When is it not distracting to use props, or jewelry displays in jewelry product photography? I like this photo, above, which was taken in 1998. The necklace is from my line that year and features sterling silver elements and cultured, freshwater, dyed potato pearls.
It helps this picture work that the background is white, or almost white. It would be even better if the background were completely even in color, and if there were no seams in the corners. If I wanted to, I could easily fix that in Photoshop.
Photoshop is acceptable for product shots, catalogs and websites, but not jury slides. Me, I don’t use Photoshop at all, I prefer to get the pictures right in the camera the first time. It’s easier and saves time overall, I think.

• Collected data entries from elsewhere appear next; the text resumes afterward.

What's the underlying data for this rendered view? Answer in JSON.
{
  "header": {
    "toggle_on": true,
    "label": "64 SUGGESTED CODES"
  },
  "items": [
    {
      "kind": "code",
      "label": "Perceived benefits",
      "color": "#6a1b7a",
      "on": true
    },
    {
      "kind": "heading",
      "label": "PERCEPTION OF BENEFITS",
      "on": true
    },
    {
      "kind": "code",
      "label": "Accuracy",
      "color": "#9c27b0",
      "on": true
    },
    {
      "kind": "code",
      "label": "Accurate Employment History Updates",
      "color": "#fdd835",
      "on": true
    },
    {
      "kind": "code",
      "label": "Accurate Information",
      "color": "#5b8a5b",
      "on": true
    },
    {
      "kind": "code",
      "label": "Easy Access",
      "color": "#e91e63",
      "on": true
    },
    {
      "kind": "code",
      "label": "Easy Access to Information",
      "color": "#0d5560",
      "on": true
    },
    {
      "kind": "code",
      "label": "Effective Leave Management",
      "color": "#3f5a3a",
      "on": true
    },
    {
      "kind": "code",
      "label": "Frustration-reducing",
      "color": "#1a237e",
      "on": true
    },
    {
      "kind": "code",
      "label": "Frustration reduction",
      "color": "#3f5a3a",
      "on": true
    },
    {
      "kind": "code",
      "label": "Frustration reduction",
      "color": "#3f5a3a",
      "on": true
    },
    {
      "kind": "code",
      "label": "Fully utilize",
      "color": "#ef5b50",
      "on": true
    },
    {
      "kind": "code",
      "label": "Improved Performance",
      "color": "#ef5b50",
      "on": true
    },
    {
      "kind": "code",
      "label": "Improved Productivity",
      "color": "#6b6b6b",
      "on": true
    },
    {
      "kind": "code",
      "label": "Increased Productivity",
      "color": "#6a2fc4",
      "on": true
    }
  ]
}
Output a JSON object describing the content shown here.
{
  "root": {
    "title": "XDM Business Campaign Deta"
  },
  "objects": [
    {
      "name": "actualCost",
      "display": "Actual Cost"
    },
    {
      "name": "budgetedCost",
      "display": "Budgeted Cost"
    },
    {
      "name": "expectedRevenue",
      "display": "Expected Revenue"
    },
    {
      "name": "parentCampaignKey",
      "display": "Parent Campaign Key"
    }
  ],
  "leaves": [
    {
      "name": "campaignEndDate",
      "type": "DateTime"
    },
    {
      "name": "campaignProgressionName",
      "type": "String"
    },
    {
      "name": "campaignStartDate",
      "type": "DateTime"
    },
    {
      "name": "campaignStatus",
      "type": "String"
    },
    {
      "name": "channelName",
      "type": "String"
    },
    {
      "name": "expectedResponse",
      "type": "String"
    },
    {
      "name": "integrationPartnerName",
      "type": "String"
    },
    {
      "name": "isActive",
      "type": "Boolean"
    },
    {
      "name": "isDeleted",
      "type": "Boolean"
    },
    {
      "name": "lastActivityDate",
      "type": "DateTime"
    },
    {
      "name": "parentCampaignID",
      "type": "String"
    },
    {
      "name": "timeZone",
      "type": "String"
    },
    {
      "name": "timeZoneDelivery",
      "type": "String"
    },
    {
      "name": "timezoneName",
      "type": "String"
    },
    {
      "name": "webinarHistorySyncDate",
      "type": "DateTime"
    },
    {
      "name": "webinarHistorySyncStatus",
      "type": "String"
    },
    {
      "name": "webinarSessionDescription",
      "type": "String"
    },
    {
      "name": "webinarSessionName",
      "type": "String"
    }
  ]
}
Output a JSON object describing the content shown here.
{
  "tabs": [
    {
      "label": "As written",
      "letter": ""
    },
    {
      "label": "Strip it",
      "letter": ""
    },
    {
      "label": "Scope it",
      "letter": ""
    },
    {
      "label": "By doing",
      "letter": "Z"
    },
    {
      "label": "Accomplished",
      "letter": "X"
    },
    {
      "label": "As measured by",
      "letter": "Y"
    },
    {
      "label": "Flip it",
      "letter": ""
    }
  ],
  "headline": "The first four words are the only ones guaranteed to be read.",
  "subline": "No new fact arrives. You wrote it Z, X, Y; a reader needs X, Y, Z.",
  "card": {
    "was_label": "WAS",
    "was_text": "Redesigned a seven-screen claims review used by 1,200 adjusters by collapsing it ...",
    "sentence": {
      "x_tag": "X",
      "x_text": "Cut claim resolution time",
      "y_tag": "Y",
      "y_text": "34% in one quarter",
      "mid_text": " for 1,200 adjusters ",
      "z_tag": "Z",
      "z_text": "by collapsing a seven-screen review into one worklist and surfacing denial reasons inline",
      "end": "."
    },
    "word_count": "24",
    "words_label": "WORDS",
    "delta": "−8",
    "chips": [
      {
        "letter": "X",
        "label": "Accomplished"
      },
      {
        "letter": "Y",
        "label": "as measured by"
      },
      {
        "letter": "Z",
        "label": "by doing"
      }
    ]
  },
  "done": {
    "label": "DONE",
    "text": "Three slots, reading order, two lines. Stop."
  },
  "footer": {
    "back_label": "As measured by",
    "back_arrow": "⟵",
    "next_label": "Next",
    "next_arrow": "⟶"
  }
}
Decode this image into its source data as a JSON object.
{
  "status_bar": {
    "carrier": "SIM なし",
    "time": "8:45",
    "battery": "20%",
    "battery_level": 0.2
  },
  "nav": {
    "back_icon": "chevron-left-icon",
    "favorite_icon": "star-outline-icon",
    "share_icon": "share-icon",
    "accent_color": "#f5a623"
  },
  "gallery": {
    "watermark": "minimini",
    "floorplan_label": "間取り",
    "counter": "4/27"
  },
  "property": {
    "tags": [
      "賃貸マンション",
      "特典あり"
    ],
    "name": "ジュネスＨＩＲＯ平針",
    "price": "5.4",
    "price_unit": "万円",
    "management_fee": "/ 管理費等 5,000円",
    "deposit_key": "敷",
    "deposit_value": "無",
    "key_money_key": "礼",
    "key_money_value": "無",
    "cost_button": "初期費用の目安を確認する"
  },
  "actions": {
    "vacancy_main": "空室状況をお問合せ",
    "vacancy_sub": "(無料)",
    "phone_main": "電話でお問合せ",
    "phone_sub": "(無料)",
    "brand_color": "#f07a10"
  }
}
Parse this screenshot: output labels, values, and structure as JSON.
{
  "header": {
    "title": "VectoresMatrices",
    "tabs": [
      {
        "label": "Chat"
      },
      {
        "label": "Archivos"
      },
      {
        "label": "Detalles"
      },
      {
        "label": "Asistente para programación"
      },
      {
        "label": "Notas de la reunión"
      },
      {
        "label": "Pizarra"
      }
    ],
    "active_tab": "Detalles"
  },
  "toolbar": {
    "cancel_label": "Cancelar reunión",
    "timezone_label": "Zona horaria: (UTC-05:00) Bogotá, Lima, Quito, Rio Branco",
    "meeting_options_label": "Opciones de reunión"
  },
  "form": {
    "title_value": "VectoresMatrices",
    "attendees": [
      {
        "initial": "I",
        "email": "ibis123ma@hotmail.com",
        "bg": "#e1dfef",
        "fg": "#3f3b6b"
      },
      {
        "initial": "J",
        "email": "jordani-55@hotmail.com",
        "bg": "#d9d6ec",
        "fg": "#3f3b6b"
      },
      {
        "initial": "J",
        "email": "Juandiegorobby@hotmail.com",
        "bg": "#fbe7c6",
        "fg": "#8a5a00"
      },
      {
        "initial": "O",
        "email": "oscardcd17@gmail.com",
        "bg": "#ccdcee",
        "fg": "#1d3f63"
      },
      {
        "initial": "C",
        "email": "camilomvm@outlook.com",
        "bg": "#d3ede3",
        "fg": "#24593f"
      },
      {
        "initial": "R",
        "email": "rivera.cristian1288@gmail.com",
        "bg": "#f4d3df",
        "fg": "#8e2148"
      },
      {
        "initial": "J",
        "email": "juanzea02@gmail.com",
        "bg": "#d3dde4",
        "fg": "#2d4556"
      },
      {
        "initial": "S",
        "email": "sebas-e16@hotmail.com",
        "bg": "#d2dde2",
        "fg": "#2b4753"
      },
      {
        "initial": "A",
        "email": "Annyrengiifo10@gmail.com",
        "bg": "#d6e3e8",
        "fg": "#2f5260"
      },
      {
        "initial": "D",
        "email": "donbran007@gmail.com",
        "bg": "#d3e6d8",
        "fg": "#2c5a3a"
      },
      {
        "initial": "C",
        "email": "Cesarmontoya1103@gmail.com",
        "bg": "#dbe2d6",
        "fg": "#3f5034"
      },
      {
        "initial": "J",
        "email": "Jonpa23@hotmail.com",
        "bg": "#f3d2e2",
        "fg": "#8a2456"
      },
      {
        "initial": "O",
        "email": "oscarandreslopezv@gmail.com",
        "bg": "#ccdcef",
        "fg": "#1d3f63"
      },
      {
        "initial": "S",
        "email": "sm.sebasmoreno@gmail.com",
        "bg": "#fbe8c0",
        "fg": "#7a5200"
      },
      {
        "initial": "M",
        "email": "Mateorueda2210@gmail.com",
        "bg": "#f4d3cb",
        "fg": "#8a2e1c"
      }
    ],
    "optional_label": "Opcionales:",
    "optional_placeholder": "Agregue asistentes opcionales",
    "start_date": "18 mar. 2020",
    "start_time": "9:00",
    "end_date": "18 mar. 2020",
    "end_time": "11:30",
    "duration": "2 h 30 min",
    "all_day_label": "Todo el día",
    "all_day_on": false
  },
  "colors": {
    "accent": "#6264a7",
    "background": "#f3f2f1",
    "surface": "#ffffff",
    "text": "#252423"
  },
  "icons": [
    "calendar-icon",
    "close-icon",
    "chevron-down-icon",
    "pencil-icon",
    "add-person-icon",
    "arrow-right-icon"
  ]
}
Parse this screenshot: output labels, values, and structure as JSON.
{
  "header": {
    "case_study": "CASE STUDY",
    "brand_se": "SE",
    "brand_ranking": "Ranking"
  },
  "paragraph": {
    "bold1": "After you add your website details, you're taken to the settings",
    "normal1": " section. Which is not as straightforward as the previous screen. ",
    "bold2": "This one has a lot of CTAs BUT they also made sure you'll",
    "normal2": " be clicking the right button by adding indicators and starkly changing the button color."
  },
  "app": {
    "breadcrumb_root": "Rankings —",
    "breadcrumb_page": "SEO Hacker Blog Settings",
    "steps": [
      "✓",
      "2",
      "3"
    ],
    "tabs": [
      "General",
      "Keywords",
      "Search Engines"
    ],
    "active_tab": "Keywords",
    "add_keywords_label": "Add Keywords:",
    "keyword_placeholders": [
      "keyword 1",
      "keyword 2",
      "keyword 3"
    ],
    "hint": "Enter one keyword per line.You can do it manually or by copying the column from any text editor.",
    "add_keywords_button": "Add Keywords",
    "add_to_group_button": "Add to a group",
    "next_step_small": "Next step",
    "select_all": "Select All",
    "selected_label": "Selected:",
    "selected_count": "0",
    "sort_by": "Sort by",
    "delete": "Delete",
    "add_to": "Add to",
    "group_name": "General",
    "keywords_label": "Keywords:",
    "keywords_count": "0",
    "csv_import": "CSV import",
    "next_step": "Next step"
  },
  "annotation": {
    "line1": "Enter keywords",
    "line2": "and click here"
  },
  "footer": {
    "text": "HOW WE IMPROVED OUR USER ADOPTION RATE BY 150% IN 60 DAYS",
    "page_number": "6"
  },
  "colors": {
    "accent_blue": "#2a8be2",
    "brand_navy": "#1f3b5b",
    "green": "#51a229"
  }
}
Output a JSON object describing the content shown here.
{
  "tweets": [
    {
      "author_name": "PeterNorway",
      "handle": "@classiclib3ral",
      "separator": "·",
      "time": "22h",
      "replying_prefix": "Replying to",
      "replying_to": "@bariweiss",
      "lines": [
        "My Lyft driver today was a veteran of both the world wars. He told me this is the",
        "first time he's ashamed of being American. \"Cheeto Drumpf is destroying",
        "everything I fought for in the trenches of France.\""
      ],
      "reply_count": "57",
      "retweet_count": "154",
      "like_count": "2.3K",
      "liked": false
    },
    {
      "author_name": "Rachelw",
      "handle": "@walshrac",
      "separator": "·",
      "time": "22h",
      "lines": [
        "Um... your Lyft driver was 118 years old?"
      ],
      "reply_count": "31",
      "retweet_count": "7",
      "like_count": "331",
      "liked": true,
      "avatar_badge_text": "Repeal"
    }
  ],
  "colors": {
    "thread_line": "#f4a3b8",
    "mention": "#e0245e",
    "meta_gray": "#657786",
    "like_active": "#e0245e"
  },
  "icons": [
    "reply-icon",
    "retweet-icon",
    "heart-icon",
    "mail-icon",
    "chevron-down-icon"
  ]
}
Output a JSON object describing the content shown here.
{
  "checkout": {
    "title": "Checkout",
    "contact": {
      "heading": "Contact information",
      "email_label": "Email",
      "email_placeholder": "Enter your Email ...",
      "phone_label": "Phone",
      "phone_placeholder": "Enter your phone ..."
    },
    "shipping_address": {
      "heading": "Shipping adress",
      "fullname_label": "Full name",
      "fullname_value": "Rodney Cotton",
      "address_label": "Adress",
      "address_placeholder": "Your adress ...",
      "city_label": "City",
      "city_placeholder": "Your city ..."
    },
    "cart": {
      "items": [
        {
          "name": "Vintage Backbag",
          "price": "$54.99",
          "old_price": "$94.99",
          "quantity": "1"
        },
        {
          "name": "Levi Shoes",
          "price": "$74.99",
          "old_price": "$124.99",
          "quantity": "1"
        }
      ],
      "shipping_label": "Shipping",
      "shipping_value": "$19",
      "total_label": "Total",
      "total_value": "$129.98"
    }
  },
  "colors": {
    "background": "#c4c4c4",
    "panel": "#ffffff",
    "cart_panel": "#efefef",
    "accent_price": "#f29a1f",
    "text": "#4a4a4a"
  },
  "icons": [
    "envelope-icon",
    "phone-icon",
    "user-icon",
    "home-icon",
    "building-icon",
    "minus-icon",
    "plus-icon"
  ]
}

What else makes the picture (almost) work? I like the choice of display neck — it’s not so gorgeous itself that it takes away from the jewelry. It does its job, it shows how the necklace falls when it’s worn, but doesn’t attract attention itself, except for the reflections.
Inexpensive velvet type displays don’t work in photos — they’re too linty and generally look cheap in photos.
Now here’s another version of this photo, taken head-on (or neck-on?) to the display neck. It’s much less atractive, isn’t it? Just like with real person, an angle is more attractive.
Do you have some successful pictures of your jewelry on a prop or display? Please share, post a comment with a link to your site!
These pictures were taken with actual slide film and scanned to CD by a professional lab.